April - October 2018

This exhibition celebrated the birth of circus, which was invented 250 years ago by the British equestrian master, Philip Astley.

Philip Astley was an expert horse rider who performed acrobatic tricks on his horse. Philip always liked horses and when he was seventeen years old, he joined the cavalry where he learned to do all sorts of tricks on horseback.

Later on, Philip went to London and started to show his extraordinary horse-riding abilities to the public. He realised that riding in a circle whilst standing on a horse was easier than doing it in a straight line. This type of performance in a circle became known as circus.

Philip was very successful and he brought other trick riders, acrobats, jugglers and clowns to perform in his show. This made circus more fun and entertaining to watch. Philip built many amphitheatres in the UK and abroad. Amphitheatre was the name given to the buildings where circus and theatre was performed. Many people were amazed by Philip’s skills and personality and he became a well-known celebrity.

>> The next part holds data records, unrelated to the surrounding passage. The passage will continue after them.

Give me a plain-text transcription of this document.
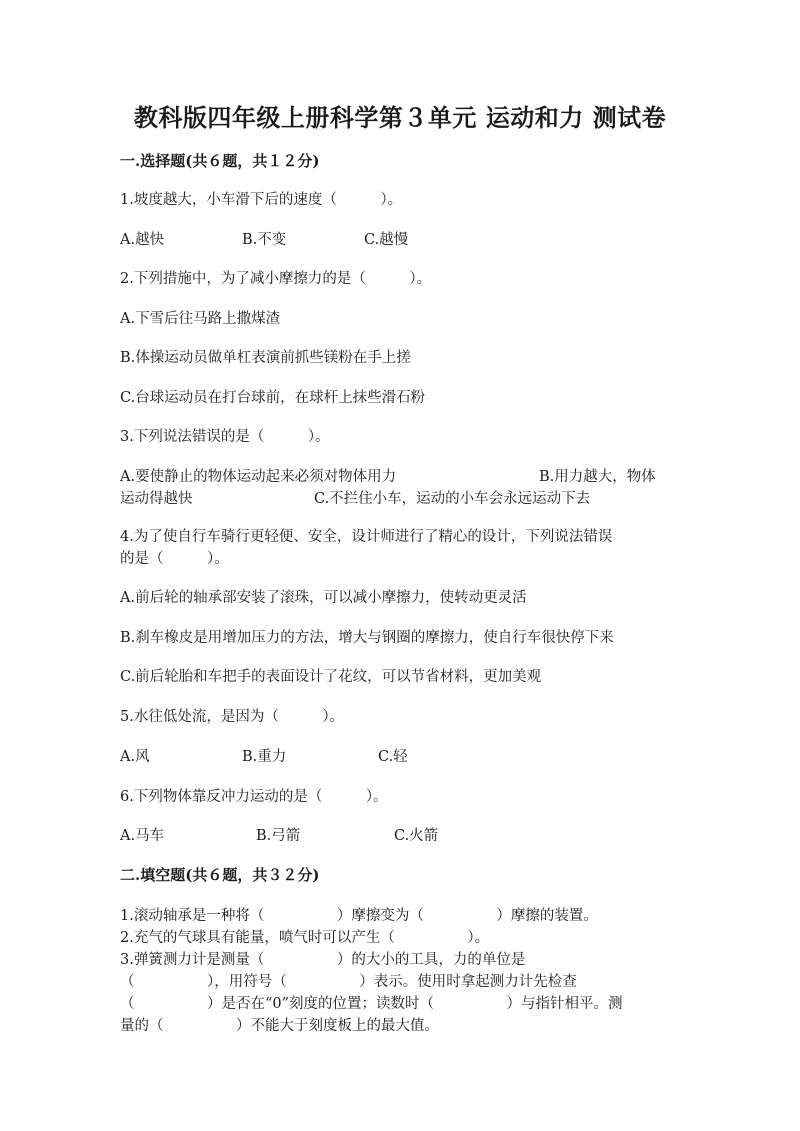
教科版四年级上册科学第３单元 运动和力 测试卷
一.选择题(共６题，共１２分)
1.坡度越大，小车滑下后的速度（　　　）。
A.越快	B.不变	C.越慢
2.下列措施中，为了减小摩擦力的是（　　　）。
A.下雪后往马路上撒煤渣
B.体操运动员做单杠表演前抓些镁粉在手上搓
C.台球运动员在打台球前，在球杆上抹些滑石粉
3.下列说法错误的是（　　　）。
A.要使静止的物体运动起来必须对物体用力	B.用力越大，物体
运动得越快	C.不拦住小车，运动的小车会永远运动下去
4.为了使自行车骑行更轻便、安全，设计师进行了精心的设计，下列说法错误
的是（　　　）。
A.前后轮的轴承部安装了滚珠，可以减小摩擦力，使转动更灵活
B.刹车橡皮是用增加压力的方法，增大与钢圈的摩擦力，使自行车很快停下来
C.前后轮胎和车把手的表面设计了花纹，可以节省材料，更加美观
5.水往低处流，是因为（　　　）。
A.风	B.重力	C.轻
6.下列物体靠反冲力运动的是（　　　）。
A.马车	B.弓箭	C.火箭
二.填空题(共６题，共３２分)
1.滚动轴承是一种将（　　　　　）摩擦变为（　　　　　）摩擦的装置。
2.充气的气球具有能量，喷气时可以产生（　　　　　）。
3.弹簧测力计是测量（　　　　　）的大小的工具，力的单位是
（　　　　　），用符号（　　　　　）表示。使用时拿起测力计先检查
（　　　　　）是否在“0”刻度的位置；读数时（　　　　　）与指针相平。测
量的（　　　　　）不能大于刻度板上的最大值。
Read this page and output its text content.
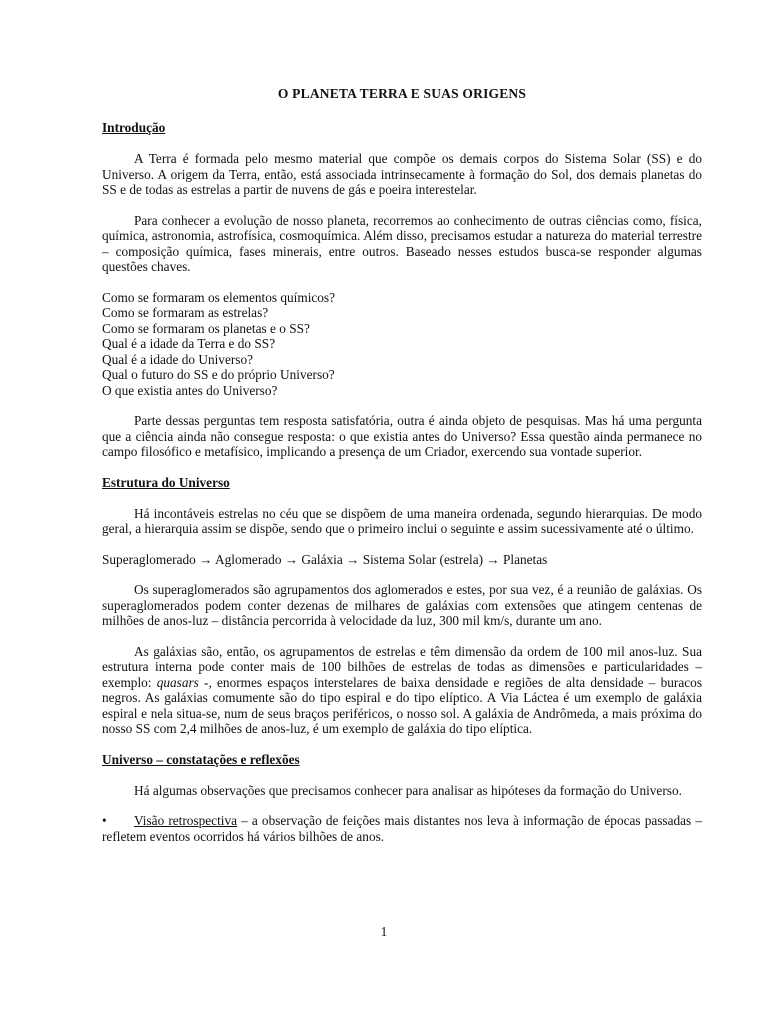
O PLANETA TERRA E SUAS ORIGENS
Introdução
A Terra é formada pelo mesmo material que compõe os demais corpos do Sistema Solar (SS) e do Universo. A origem da Terra, então, está associada intrinsecamente à formação do Sol, dos demais planetas do SS e de todas as estrelas a partir de nuvens de gás e poeira interestelar.
Para conhecer a evolução de nosso planeta, recorremos ao conhecimento de outras ciências como, física, química, astronomia, astrofísica, cosmoquímica. Além disso, precisamos estudar a natureza do material terrestre – composição química, fases minerais, entre outros. Baseado nesses estudos busca-se responder algumas questões chaves.
Como se formaram os elementos químicos?
Como se formaram as estrelas?
Como se formaram os planetas e o SS?
Qual é a idade da Terra e do SS?
Qual é a idade do Universo?
Qual o futuro do SS e do próprio Universo?
O que existia antes do Universo?
Parte dessas perguntas tem resposta satisfatória, outra é ainda objeto de pesquisas. Mas há uma pergunta que a ciência ainda não consegue resposta: o que existia antes do Universo? Essa questão ainda permanece no campo filosófico e metafísico, implicando a presença de um Criador, exercendo sua vontade superior.
Estrutura do Universo
Há incontáveis estrelas no céu que se dispõem de uma maneira ordenada, segundo hierarquias. De modo geral, a hierarquia assim se dispõe, sendo que o primeiro inclui o seguinte e assim sucessivamente até o último.
Superaglomerado → Aglomerado → Galáxia → Sistema Solar (estrela) → Planetas
Os superaglomerados são agrupamentos dos aglomerados e estes, por sua vez, é a reunião de galáxias. Os superaglomerados podem conter dezenas de milhares de galáxias com extensões que atingem centenas de milhões de anos-luz – distância percorrida à velocidade da luz, 300 mil km/s, durante um ano.
As galáxias são, então, os agrupamentos de estrelas e têm dimensão da ordem de 100 mil anos-luz. Sua estrutura interna pode conter mais de 100 bilhões de estrelas de todas as dimensões e particularidades – exemplo: quasars -, enormes espaços interstelares de baixa densidade e regiões de alta densidade – buracos negros. As galáxias comumente são do tipo espiral e do tipo elíptico. A Via Láctea é um exemplo de galáxia espiral e nela situa-se, num de seus braços periféricos, o nosso sol. A galáxia de Andrômeda, a mais próxima do nosso SS com 2,4 milhões de anos-luz, é um exemplo de galáxia do tipo elíptica.
Universo – constatações e reflexões
Há algumas observações que precisamos conhecer para analisar as hipóteses da formação do Universo.
•	Visão retrospectiva – a observação de feições mais distantes nos leva à informação de épocas passadas – refletem eventos ocorridos há vários bilhões de anos.
1
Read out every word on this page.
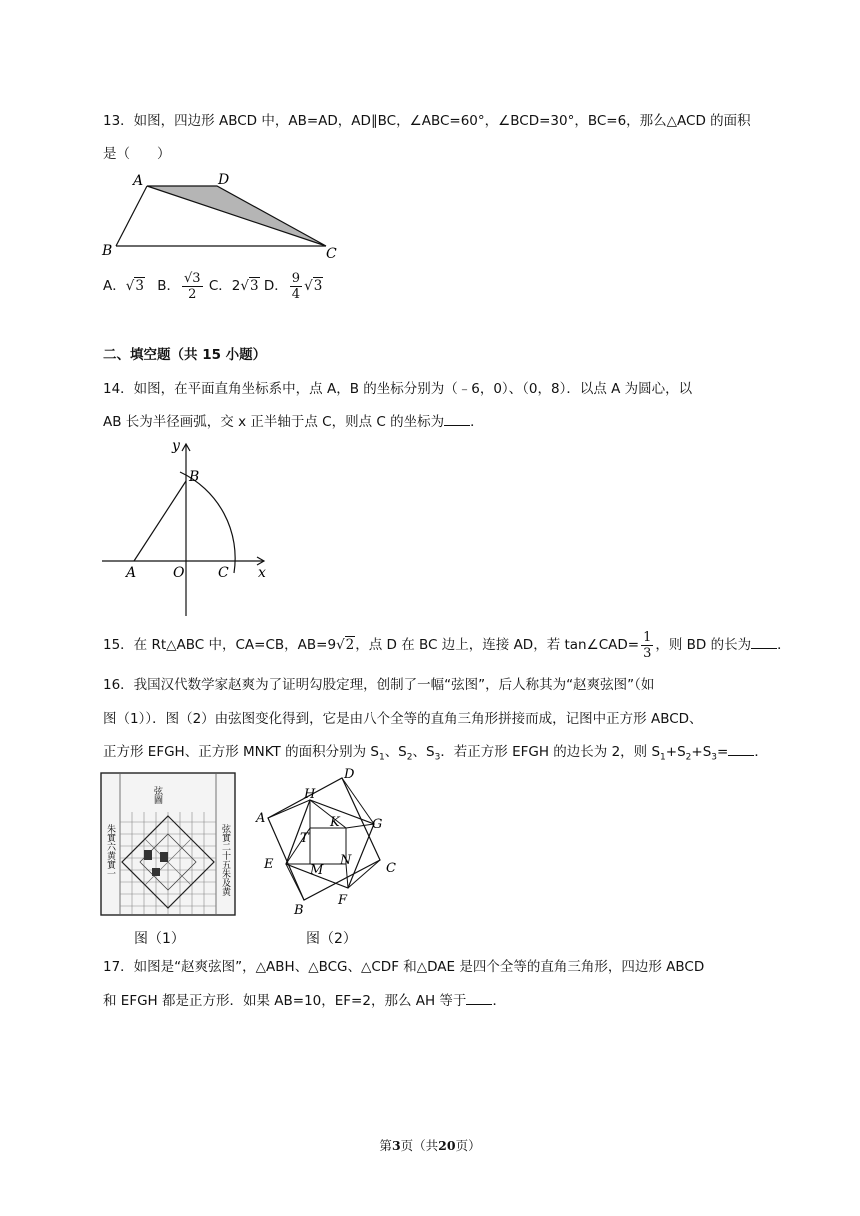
13．如图，四边形 ABCD 中，AB=AD，AD∥BC，∠ABC=60°，∠BCD=30°，BC=6，那么△ACD 的面积
是（　　）
A	D
B	C
A．√3 B． $\frac{√3}{2}$ C．2√3 D． $\frac{9}{4} √3$
二、填空题（共 15 小题）
14．如图，在平面直角坐标系中，点 A，B 的坐标分别为（﹣6，0）、（0，8）．以点 A 为圆心，以
AB 长为半径画弧，交 x 正半轴于点 C，则点 C 的坐标为 ．
y
B
A	O C x
15．在 Rt△ABC 中，CA=CB，AB=9√2，点 D 在 BC 边上，连接 AD，若 tan∠CAD= $\frac{1}{3}$ ，则 BD 的长为 ．
16．我国汉代数学家赵爽为了证明勾股定理，创制了一幅“弦图”，后人称其为“赵爽弦图”（如
图（1））．图（2）由弦图变化得到，它是由八个全等的直角三角形拼接而成，记图中正方形 ABCD、
正方形 EFGH、正方形 MNKT 的面积分别为 $S_1$、$S_2$、$S_3$．若正方形 EFGH 的边长为 2，则 $S_1+S_2+S_3=$ ．
弦圖
朱實六黄實一	弦實二十五朱及黄
图（1）
H
D
A	G
K
T
E	M
N
C
F
B
图（2）
17．如图是“赵爽弦图”，△ABH、△BCG、△CDF 和△DAE 是四个全等的直角三角形，四边形 ABCD
和 EFGH 都是正方形．如果 AB=10，EF=2，那么 AH 等于 ．
第3页（共20页）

Over the years circus became very popular and spread around the world; from the UK to France, Germany to Russia, America and many other countries. Performers have always been inventing new and exciting acts to delight and thrill the crowds. That is why circus is still popular today and continues to amaze people with daring skills and exciting new shows.

Look through the exhibition to discover more about ‘Amazing People’, ‘Circus Around the World’ and ‘Circus Families’.

This exhibition was a collaboration with the National Fairground and Circus Archive at the University of Sheffield Library and part of a UK-wide celebration of 250 years of circus history in 2018.